Lenine pensava que se deveria edificar o Exército Vermelho socialista a partir da base de um armamento geral do povo. No 3.° Congresso dos Soviets dos deputados operários, soldados e camponeses da Rússia, Lenine contou a história de uma velha finlandesa que se tinha cruzado com um combatente do Exército Vermelho quando apanhava lenha. Ele, não só não lhe roubou a lenha como sempre faziam os soldados czaristas, mas ainda a ajudou a apanhá-la. Esta história significava para Lenine que as massas populares olhavam já de outro modo os soldados, os combatentes do Exército Vermelho...

«Dizem: agora já não há que ter medo do homem armado de espingarda, porque defende os trabalhadores e será implacável quando se tratar de pôr fim à dominação dos exploradores...»(18).

Era um exército revolucionário, um exército do povo.
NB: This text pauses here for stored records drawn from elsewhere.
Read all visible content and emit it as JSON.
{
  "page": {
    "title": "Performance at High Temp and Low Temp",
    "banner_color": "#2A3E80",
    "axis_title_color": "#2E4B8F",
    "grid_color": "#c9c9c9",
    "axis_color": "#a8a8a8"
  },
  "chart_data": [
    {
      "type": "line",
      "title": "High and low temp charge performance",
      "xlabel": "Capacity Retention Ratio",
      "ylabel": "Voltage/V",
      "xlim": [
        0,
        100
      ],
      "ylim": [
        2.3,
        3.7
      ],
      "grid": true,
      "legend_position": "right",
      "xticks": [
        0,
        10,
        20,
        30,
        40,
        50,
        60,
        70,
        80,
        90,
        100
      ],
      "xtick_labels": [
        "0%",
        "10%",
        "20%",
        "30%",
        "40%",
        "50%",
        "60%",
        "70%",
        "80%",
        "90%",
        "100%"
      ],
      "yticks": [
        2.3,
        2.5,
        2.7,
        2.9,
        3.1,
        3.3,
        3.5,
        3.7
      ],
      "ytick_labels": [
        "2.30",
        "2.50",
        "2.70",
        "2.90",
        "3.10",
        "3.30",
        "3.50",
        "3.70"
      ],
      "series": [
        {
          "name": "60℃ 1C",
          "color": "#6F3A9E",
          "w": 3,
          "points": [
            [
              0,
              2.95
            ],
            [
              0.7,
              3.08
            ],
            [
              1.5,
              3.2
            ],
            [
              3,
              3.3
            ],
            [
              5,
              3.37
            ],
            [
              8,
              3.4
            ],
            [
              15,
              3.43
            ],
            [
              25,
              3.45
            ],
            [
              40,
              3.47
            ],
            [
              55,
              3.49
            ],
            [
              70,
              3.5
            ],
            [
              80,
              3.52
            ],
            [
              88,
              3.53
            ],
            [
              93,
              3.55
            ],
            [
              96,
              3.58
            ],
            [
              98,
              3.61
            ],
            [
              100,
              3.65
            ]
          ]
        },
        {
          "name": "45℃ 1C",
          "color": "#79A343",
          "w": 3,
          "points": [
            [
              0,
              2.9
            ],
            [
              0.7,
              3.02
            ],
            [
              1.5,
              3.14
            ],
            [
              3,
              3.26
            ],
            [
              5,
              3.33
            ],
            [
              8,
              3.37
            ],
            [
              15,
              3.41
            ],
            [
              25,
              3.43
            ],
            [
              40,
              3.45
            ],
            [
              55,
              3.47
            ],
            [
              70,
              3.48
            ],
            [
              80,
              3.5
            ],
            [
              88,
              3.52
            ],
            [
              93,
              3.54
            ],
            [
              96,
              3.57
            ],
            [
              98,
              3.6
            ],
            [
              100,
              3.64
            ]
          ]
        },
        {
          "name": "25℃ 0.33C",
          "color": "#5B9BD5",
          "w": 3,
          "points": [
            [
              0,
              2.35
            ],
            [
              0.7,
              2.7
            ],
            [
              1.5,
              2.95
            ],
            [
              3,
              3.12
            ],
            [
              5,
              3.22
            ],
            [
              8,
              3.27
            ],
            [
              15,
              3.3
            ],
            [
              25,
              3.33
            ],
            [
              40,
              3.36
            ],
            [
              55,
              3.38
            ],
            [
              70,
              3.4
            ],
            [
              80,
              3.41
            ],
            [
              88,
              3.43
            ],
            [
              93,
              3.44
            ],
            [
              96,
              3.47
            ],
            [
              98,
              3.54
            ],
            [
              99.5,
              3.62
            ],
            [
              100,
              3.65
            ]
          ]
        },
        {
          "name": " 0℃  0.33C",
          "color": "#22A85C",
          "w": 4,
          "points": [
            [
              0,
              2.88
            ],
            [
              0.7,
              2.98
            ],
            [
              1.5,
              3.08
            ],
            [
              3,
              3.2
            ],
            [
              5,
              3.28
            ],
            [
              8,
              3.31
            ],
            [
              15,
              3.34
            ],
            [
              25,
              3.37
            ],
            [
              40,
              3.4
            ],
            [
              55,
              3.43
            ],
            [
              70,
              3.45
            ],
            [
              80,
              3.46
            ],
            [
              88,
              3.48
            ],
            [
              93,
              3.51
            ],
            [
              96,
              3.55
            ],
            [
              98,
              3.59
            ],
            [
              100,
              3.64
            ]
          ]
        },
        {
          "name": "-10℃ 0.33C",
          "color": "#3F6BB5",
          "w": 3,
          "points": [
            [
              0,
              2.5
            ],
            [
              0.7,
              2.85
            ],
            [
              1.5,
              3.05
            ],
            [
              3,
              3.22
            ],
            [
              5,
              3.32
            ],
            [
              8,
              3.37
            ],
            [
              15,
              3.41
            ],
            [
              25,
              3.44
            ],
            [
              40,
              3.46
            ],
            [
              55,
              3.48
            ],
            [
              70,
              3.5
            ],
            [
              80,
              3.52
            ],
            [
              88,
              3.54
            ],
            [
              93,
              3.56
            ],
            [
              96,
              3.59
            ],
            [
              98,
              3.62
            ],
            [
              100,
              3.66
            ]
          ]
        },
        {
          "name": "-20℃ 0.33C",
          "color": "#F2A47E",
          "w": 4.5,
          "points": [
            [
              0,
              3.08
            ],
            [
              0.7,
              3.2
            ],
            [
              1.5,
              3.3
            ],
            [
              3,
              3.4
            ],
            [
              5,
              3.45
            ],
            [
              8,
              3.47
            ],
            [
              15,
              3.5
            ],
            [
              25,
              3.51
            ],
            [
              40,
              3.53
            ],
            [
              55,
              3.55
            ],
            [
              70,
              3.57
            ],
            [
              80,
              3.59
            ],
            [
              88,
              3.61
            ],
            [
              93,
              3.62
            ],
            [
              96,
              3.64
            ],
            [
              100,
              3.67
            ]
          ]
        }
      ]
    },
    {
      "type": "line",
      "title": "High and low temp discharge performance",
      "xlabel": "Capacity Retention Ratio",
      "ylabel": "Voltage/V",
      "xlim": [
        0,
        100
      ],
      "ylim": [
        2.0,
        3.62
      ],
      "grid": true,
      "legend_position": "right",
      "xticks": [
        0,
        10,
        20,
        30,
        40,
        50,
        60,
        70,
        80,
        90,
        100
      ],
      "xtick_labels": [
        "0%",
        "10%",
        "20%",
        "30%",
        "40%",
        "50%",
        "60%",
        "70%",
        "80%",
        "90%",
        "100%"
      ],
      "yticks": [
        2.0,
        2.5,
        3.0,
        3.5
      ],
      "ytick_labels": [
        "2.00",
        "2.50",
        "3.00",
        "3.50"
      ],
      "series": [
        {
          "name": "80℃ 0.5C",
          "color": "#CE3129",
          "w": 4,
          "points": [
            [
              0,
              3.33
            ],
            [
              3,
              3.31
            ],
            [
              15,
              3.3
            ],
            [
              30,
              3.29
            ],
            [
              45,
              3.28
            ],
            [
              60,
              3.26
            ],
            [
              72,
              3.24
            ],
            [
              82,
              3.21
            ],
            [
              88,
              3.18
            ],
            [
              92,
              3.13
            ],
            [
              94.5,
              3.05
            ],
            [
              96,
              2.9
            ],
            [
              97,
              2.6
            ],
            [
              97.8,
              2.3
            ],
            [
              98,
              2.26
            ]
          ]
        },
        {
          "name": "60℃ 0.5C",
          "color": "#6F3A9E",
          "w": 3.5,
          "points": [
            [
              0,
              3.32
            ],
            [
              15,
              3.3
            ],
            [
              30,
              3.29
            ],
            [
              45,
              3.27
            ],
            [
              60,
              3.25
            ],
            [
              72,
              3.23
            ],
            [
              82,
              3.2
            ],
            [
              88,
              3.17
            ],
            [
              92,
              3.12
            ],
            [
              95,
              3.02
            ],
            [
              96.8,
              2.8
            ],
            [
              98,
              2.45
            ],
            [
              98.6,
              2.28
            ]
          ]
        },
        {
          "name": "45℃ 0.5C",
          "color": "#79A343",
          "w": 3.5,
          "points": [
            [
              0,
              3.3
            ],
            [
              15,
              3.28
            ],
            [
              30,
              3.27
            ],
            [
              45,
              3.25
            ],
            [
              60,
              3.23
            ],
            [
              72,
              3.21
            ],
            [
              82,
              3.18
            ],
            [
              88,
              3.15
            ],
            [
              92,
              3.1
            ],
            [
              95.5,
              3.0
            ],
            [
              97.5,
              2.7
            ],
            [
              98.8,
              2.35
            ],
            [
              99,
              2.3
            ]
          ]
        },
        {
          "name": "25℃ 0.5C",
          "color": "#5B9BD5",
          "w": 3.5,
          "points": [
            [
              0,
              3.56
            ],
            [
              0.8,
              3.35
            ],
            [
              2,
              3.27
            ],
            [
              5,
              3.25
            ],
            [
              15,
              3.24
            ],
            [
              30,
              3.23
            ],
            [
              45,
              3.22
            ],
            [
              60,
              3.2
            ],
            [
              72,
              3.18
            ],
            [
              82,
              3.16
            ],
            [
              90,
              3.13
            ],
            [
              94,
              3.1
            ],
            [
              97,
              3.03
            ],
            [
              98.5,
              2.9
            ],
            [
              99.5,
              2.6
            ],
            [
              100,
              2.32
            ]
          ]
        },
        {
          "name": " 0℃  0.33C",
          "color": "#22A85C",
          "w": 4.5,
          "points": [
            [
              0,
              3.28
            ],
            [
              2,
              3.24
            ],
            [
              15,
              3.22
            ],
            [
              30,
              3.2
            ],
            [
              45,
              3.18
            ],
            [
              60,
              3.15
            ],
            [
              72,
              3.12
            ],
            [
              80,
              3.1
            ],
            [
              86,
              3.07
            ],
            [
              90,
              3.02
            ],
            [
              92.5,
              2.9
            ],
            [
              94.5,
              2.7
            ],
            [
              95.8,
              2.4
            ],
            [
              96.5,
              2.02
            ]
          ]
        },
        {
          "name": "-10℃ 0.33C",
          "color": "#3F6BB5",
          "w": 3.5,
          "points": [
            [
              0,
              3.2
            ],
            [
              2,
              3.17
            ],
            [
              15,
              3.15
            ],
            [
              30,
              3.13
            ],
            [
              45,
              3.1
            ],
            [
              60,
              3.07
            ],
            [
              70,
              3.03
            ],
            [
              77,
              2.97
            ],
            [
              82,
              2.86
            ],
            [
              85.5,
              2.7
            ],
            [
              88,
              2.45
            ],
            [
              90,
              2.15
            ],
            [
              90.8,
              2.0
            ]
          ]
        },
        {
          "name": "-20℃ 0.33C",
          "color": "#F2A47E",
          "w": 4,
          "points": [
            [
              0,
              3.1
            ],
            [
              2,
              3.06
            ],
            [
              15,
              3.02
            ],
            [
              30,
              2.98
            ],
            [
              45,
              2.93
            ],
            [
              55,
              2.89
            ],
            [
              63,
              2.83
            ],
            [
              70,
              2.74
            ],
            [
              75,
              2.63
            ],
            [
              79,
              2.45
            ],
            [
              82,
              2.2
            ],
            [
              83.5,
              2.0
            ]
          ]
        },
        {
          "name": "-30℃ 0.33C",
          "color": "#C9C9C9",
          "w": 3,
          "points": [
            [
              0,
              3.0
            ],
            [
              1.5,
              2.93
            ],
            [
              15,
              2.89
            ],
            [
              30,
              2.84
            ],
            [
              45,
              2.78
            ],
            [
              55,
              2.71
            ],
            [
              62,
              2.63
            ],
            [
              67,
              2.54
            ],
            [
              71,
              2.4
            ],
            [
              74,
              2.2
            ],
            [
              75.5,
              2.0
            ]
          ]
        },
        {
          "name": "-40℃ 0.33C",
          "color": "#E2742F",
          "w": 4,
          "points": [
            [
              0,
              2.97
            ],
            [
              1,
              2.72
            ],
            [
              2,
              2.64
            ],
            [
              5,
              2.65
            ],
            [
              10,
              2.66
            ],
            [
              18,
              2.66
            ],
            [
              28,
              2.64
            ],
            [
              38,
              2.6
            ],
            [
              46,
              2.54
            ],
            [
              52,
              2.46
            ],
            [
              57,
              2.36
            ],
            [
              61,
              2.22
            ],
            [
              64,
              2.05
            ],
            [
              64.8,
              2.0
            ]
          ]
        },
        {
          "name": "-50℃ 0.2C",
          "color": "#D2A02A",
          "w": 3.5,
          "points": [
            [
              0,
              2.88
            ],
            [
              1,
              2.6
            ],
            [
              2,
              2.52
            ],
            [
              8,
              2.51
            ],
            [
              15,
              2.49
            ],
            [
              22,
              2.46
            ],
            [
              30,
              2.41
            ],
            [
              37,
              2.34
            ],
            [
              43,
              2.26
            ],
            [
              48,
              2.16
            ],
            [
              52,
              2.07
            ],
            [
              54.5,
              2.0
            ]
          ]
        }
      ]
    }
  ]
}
Lenine abordou em seguida as relações entre o Exército Vermelho e o povo em armas:

«Eis o que o povo sentiu, e eis porque esta propaganda feita por gente simples, pouco instruída, que conta como os guardas vermelhos concentram todas as suas forças contra os exploradores, é invencível. Ela tocará milhões e dezenas de milhões de pessoas e dará uma base sólida àquilo que a Comuna francesa, no século 19, tinha começado a criar, só o conseguindo durante um curto período, por ter sido esmagada pela burguesia; criará o Exército Vermelho socialista fundado a partir do armamento geral do povo (19) preconizado por todos os socialistas».

No 8.° Congresso do Partido bolchevique, ao insistir na necessidade de concentrar esforços para edificar o Exército Vermelho, Lenine sublinhou igualmente que o Partido continuaria a «manter o sistema de milícia». O programa do Congresso também indica como tarefas dar uma instrução militar a todo o povo trabalhador, estabelecer relações estreitas entre as tropas já reorganizadas e as empresas do Estado, os sindicatos, as organizações de camponeses pobres, etc.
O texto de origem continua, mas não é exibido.